ぼくは、過去のぼくが紀伊國屋書店横浜そごう店の棚から『はじめての競馬』を抜き出したところで声をかけた。


「それは止めた方がいいよ。命を狙われることになる」


ぼくのなかに、新しい記憶が出現した。本を選んでいたら、いきなり後ろから声をかけられたのだ。体内での反響がないせいか、ぼくが自分の声だと思っているそれよりも、若干高い声に聞こえた。


過去のぼくが振り向き、固まった。


とんでもない衝撃を受けているのだ。いまのぼくは、この過去のぼくから五時間近くあとの自分なわけだが、それでも腰を抜かしそうになった記憶は残っている。


過去のぼくがいう。

「競馬以外ならいいのかい?」


「だめだ。賭けで大金を稼ごうとすると跳躍者に網を張ってる連中がいるんだよ」


ぼくがこう告げた瞬間、ぼくのなかに一気に新しい記憶が押し寄せた。


ぼくは川崎競馬場には行かなかった。タイムパトロールのソフィアの手で、グランドキャニオンに連れていかれることもなかった。


ぼくの背中からコギャルが顔を出した。

「しばらくここにいてね。いま連絡しといたから、しばらくしたら来るよ」


過去のぼくがいう。

「ええと、君は? 誰が来るの?」


「あたしは霧が島町子、ここにいる未来の君を助けてあげた恩人。で、この本屋さんに来るのは過去のあたし。あなたに、何がどうなってるのか説明しておいてもらおうと思ってさ」


ぼくは携帯を指した。

「同じ携帯同士で連絡できるのかい?」


彼女が懐からもう一台の携帯を取り出す。

「もちろん二台持ち」


ぼくたちは手を繋ぎ、また湖の前に戻った。


⭐︎⭐︎⭐︎⭐︎


枯れ葉が風にのって湖面を渡っていく。


それを眺めながら、ぼくは頭のなかに現れた記憶に驚かされた。


コギャルこと霧が島町子が紀伊國屋書店に現れたとき、ぼくは退屈凌ぎにコミックコーナーにいた。で、たまたま手に取っていたのが、彼女が自分の現在時間でハマりまくっていた『明日のジョー』の復刻版だったのだ。ぼくも、〝パパ〟に勧められて読み進めており、ちょうどライバルの力石が死ぬところだったのだ。

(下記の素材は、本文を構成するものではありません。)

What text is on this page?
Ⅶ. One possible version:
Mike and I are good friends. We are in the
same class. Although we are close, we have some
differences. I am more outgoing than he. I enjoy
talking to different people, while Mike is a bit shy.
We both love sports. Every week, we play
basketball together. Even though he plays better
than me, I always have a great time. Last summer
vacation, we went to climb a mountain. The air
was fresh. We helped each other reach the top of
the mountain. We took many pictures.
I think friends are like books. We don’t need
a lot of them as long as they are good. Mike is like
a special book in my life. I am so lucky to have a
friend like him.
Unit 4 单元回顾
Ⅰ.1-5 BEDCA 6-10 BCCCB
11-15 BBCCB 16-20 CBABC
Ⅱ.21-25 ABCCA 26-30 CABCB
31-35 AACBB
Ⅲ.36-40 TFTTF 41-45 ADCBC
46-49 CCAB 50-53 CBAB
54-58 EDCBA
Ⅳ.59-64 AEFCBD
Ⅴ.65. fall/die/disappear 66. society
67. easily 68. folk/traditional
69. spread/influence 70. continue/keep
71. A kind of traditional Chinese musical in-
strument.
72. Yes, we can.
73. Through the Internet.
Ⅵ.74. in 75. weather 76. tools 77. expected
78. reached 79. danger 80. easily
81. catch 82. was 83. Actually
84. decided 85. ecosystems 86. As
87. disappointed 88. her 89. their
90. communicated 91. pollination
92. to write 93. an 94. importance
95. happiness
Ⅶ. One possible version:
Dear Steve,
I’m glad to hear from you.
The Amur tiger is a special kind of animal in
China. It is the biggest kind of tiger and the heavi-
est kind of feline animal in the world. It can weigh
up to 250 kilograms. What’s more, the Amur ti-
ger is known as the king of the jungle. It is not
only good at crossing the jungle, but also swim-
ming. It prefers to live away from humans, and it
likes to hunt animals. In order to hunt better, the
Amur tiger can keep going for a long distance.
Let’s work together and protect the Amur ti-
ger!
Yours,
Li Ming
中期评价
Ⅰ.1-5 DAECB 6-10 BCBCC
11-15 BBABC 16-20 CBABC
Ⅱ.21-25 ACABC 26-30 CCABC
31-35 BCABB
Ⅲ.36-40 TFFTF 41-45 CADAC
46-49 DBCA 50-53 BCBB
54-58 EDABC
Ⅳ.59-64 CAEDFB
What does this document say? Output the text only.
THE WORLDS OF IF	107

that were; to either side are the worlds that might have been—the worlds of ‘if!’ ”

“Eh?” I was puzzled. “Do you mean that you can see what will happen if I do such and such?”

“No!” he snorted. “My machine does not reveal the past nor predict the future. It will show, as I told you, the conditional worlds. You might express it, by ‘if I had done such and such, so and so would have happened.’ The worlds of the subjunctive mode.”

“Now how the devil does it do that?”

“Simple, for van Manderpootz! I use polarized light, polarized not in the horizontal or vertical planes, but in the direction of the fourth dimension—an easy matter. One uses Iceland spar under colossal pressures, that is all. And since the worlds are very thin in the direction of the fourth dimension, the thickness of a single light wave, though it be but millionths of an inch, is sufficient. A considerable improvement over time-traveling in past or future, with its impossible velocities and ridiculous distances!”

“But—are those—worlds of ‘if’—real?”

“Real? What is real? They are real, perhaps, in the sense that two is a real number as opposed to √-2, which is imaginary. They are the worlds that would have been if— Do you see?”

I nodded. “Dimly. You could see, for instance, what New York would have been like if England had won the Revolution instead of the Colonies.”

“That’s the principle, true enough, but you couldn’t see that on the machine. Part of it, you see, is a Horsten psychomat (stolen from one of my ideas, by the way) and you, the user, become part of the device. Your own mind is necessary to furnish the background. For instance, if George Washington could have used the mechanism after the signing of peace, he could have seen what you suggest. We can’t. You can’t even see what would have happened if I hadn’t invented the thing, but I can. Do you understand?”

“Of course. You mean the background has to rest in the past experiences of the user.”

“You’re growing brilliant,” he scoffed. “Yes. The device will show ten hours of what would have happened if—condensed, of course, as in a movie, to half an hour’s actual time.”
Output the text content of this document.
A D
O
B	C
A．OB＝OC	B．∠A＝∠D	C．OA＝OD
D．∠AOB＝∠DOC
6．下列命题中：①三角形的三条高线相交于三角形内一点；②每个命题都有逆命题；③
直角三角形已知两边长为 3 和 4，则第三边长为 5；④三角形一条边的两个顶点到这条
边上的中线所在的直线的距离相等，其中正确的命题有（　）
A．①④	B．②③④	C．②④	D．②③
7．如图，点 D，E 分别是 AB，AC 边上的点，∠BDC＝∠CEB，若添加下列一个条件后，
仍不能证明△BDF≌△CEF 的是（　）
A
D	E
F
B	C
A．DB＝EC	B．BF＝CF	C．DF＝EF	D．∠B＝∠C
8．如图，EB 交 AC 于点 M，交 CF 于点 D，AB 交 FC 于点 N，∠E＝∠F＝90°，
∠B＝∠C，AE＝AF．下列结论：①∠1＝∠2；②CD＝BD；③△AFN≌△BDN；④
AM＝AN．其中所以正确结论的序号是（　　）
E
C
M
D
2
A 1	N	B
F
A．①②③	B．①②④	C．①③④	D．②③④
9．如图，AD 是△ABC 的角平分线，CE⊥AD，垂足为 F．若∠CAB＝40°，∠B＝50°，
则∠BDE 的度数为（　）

ぼくたちはそごう一階のスタバに移動して語りまくり、一時間ほどしたところで、さすがに店員に悪いね、ということで店を出て、彼女のとっておきの場所である、1748年、ニュージーランド奥地にあるテカボ湖に移動し、湖畔の獣道を散策しているところだった。


しかも、彼女と手を繋いで。


スタバからこちらに移動するときに手を握り合ったのだが、なんとなく、どちらとも放さなかったのだ。


町子が苦笑した。

「これは、ちょっと予想しなかったなぁ。ま、そんなに悪くないけど」


「これも、歴史の修正力なのかな? うまいこと辻褄を合わせるために、ぼくたちを恋愛関係にしたの? 悪くないけどさ」


「わかんない。昔、仲間の一人から〝恋愛は、失われた本来の歴史の相手と巡り合ったときに発生する現象だ〟って聞いたことあるけど。これまでに果てしないほどに歴史の修正が繰り返されて、本来の相手とくっつけなかった人がいっぱい出てきて。そんななかで本来の相手と巡り合うと、ものすごく惹かれあうんだって。それが、歴史の修正力によるものなのか、それともそういう運命の相手と呼ぶべきなのか、なんともいえないかなぁ」


ぼくたちはそのまま二時間ほども話し続けた。


それでわかったのだが、彼女もぼくと同じ横浜出身だった。ただし、生まれは彼女の方が五十年以上早い。


同じように親に恵まれず、不良少女になり、能力を悪用して〝過去の銀行に飛んで、現金カウンターから盗みを働き、現在時間に返る〟ということを繰り返していた。


金を強奪された行員は、目の前で彼女の姿がかき消えるのを目にするわけだが、歴史の修正力により、あっという間にその記憶を喪う。そして、現金勘定が合わないという結果だけが残る。


町子は深く考えていなかったが、その銀行の経営層は、不可思議に勘定の不一致が続くことを訝しみ、徹底した調査を始めた。調査は歴史の修正力に妨害されてなかなか進まず、やがて一種の都市伝説となって、タイムパトロールと時間警察双方が気づくこととなった。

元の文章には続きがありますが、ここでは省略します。